あの演劇のようなしゃべり方はなんなのだと聞いたその晩、大笑いされたものだ。江戸の女子のその特徴ある話し方はこちらを誘っているらしかった。
紫色のあやめが散る美しい着物。俺の店の常連さんの彼女は大層お金持ちの商家の御嬢さんらしい。お金があるだけじゃない。頭もいいし、器量も良かった。
「あー、代わりの草履あったかなぁ。だいはっさん。女将さんの一足借りていいかい。」
「あぁ、いいさ。」
笑いをこらえた様子の大八さんから草履を受け取る。彼女の高そうな草履よりは幾分安っぽいが彼女は文句ありげな顔でそれを吐いた。そして高そうな漆塗りの彼女の物を俺に差し出す。

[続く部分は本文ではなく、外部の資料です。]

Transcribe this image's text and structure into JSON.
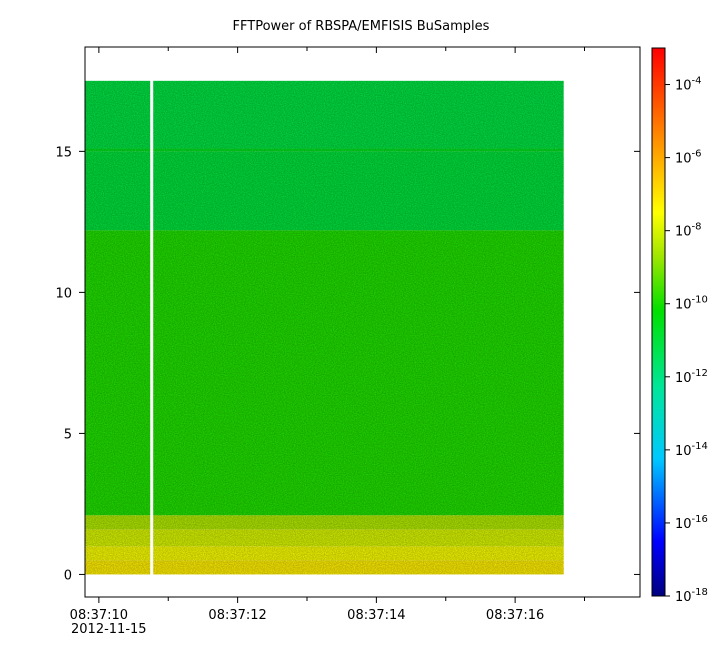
{
  "chart_data": {
    "type": "heatmap",
    "title": "FFTPower of RBSPA/EMFISIS  BuSamples",
    "xlabel": "",
    "ylabel": "",
    "x_ticks": [
      {
        "value": 10,
        "label": "08:37:10"
      },
      {
        "value": 12,
        "label": "08:37:12"
      },
      {
        "value": 14,
        "label": "08:37:14"
      },
      {
        "value": 16,
        "label": "08:37:16"
      }
    ],
    "x_minor_ticks": [
      11,
      13,
      15,
      17
    ],
    "x_date_label": "2012-11-15",
    "xlim": [
      9.8,
      17.8
    ],
    "y_ticks": [
      {
        "value": 0,
        "label": "0"
      },
      {
        "value": 5,
        "label": "5"
      },
      {
        "value": 10,
        "label": "10"
      },
      {
        "value": 15,
        "label": "15"
      }
    ],
    "ylim": [
      -0.8,
      18.7
    ],
    "colorbar": {
      "scale": "log",
      "range": [
        1e-18,
        0.001
      ],
      "tick_labels": [
        {
          "exp": -4,
          "base": "10",
          "sup": "-4"
        },
        {
          "exp": -6,
          "base": "10",
          "sup": "-6"
        },
        {
          "exp": -8,
          "base": "10",
          "sup": "-8"
        },
        {
          "exp": -10,
          "base": "10",
          "sup": "-10"
        },
        {
          "exp": -12,
          "base": "10",
          "sup": "-12"
        },
        {
          "exp": -14,
          "base": "10",
          "sup": "-14"
        },
        {
          "exp": -16,
          "base": "10",
          "sup": "-16"
        },
        {
          "exp": -18,
          "base": "10",
          "sup": "-18"
        }
      ]
    },
    "data_extent": {
      "x": [
        9.8,
        16.7
      ],
      "y": [
        0.0,
        17.5
      ]
    },
    "gap_x": [
      10.74,
      10.78
    ],
    "bands": [
      {
        "y0": 0.0,
        "y1": 0.5,
        "log_power": -7.2
      },
      {
        "y0": 0.5,
        "y1": 1.0,
        "log_power": -7.6
      },
      {
        "y0": 1.0,
        "y1": 1.6,
        "log_power": -8.0
      },
      {
        "y0": 1.6,
        "y1": 2.1,
        "log_power": -8.5
      },
      {
        "y0": 2.1,
        "y1": 12.2,
        "log_power": -9.9
      },
      {
        "y0": 12.2,
        "y1": 15.0,
        "log_power": -11.0
      },
      {
        "y0": 15.0,
        "y1": 15.1,
        "log_power": -10.6
      },
      {
        "y0": 15.1,
        "y1": 17.5,
        "log_power": -11.1
      }
    ],
    "grid": false
  }
}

「じゃあ、これ持っていてくださる。次来た時に頂戴しますわ。」
「……はい、はい。じゃ、お気をつけて。」
悪戯っぽい笑みを浮かべて彼女はからんころんと草履を鳴らし店を出て行った。
「いい加減、誘いに乗ってやれよ。あの子、狙ってる奴なんて山ほどいるんだぞ。」
煙管をふかしながら五十もすぎたろう大八さんがまだ若い笑みを浮かべた。女将さんが後ろで呆れたような顔をして大根を切っている。
「用心棒で雇ったんだが、客寄せになったなぁ。」
「そりゃ結構。俺はあの子の誘いには乗れないよ。」
「はいはい、心に決めたのがいるんだろ?」
適当に頷いて大八さんが店じまいだ、という。
店の外に出て暖簾に手を駆ければ店の前にたまっていたのか女の子がわらわらと声を上げながら去っていった。
店に入ってものの一つでも買ってくれればいいのに。
ため息をつくと大八さんの早くしろと叱咤の声が響いた。